2. The conic sections I plan on using in my design are parabolas, circles, and ellipses.
Task 2:
Graphs of the chosen conic sections:
1. Parabola:
Equation: y^2 = 4ax
Important points: Vertex (0, 0), directrix x = -a, focus (a, 0)
[Graph of the parabola]
2. Circle:
Equation: (x-h)^2 + (y-k)^2 = r^2
Important points: Center (h, k), radius r
[Graph of the circle]
3. Ellipse:
Equation: (x-h)^2/a^2 + (y-k)^2/b^2 = 1
Important points: Center (h, k), major axis length 2a, minor axis length 2b
[Graph of the ellipse]
Task 3:
Graph combining all three conic sections:
[Combined graph showing the robot design incorporating parabolas, circles, and ellipses. Other aspects of the robot's design are also included.]
Task 4:
3. The robot's design is structurally sound as the conic sections used provide stability and balance to the overall structure. The parabolas can act as sturdy bases, while the circles and ellipses can add strength and support to specific parts of the robot.

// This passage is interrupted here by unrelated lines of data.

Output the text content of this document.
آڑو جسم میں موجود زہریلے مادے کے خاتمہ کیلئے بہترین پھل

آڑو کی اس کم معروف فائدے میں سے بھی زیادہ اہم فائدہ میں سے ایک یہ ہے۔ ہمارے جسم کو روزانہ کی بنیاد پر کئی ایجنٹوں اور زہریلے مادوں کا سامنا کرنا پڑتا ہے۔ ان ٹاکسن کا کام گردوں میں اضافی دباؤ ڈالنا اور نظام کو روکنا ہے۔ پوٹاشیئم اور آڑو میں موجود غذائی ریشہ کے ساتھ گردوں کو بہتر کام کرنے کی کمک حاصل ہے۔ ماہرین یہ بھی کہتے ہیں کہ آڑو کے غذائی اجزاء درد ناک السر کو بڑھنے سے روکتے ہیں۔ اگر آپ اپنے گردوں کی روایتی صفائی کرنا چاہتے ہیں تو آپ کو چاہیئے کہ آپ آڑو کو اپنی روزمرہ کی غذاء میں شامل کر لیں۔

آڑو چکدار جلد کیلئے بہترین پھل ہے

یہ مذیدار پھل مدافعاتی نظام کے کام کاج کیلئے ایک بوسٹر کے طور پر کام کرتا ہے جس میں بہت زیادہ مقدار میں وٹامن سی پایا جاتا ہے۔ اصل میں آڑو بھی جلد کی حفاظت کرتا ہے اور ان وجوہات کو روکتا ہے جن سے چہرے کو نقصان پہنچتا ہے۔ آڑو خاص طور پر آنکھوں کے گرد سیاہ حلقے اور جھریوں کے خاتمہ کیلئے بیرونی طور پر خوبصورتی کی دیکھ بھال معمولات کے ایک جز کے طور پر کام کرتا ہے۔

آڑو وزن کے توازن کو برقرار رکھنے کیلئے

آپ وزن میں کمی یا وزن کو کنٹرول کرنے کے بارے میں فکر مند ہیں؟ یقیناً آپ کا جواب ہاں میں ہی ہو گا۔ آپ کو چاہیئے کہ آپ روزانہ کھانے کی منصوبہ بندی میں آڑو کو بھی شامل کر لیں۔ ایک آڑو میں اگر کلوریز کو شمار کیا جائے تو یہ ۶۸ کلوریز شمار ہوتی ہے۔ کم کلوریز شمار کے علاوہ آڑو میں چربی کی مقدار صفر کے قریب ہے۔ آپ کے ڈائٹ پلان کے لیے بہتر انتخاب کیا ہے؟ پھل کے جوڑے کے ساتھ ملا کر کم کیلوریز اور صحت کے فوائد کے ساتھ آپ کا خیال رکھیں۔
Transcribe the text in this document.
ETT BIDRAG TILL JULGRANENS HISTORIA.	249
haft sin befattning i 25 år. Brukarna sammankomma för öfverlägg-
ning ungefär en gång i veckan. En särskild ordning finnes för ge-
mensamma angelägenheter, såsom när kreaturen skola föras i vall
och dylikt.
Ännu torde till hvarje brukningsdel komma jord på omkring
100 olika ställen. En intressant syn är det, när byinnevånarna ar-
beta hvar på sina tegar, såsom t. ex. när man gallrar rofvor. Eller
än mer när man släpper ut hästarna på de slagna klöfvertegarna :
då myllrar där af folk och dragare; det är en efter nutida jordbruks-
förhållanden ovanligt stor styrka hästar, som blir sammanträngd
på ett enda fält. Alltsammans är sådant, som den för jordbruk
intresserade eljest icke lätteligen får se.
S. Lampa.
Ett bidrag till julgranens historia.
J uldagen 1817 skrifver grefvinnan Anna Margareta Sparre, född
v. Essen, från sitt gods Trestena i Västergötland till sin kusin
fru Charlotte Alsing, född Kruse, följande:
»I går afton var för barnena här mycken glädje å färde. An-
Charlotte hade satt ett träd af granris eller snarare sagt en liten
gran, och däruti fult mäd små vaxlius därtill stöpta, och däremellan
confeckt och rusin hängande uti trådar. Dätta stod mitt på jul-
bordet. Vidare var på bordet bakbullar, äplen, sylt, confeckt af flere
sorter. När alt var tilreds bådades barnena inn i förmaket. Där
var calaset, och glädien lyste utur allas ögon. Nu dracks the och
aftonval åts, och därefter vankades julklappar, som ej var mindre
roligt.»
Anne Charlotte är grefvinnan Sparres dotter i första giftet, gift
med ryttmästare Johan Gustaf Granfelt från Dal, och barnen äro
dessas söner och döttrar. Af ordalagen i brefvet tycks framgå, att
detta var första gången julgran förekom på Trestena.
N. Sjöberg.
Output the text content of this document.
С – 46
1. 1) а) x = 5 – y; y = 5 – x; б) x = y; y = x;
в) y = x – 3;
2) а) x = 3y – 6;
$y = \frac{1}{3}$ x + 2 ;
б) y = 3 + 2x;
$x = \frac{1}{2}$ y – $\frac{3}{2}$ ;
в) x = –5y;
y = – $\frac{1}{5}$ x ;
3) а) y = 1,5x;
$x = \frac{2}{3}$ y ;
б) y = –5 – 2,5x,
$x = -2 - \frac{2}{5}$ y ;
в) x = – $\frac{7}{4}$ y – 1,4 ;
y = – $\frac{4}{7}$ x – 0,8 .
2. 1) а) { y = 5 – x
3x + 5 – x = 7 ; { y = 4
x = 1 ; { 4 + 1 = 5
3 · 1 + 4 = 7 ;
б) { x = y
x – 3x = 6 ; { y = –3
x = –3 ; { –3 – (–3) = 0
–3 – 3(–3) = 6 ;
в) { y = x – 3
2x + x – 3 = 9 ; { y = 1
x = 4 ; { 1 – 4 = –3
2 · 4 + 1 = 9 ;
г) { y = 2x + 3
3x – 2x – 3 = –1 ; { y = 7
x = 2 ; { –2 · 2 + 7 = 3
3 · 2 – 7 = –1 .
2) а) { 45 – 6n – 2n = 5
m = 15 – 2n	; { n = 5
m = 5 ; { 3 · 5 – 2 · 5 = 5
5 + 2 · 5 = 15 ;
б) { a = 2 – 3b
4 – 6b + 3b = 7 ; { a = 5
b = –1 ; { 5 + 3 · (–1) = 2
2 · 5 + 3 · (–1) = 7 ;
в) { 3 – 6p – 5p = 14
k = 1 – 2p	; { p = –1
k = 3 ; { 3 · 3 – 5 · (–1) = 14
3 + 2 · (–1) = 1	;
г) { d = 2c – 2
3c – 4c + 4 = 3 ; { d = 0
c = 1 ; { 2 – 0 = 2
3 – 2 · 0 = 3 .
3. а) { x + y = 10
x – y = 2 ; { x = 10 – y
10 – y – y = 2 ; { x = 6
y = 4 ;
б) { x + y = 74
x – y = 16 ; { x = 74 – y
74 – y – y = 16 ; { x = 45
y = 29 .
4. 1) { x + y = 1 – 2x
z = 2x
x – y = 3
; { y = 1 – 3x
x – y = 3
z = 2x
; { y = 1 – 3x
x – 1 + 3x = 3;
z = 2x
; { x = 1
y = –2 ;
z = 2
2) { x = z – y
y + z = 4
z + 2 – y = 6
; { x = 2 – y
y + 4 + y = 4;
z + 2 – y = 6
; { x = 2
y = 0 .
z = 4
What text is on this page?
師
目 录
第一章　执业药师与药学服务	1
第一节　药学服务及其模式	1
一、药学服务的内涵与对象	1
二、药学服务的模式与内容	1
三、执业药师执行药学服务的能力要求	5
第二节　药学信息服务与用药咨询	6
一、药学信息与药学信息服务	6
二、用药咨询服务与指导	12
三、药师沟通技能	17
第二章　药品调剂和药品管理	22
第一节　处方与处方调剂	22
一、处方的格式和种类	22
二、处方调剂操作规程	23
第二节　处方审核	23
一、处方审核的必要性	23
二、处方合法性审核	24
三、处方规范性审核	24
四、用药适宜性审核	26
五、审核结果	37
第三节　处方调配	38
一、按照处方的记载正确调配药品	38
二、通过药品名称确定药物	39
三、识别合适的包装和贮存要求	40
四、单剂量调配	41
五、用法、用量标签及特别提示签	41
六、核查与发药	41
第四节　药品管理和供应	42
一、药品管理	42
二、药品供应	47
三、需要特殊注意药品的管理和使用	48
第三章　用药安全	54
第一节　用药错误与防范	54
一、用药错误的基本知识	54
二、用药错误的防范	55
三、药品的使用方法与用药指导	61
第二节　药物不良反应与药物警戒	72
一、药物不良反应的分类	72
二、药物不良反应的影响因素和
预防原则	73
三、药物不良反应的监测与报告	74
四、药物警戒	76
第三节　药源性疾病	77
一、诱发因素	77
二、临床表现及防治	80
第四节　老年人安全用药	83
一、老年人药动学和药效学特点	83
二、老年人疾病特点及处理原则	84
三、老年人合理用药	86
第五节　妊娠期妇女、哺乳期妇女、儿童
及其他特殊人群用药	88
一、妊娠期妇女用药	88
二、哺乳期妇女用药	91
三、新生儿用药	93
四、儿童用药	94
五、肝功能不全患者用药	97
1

4. Yes, the robot accomplishes its stated purpose from Task 1. The use of conic sections in its design enhances its functionalities. The parabolas can assist in precise movements and lifting tasks, while the circles can help with rotating or gripping objects. The ellipses can contribute to smooth navigation and agility through their curved paths. Overall, the incorporation of conic sections improves the robot's overall movement capabilities and efficiency in performing its tasks.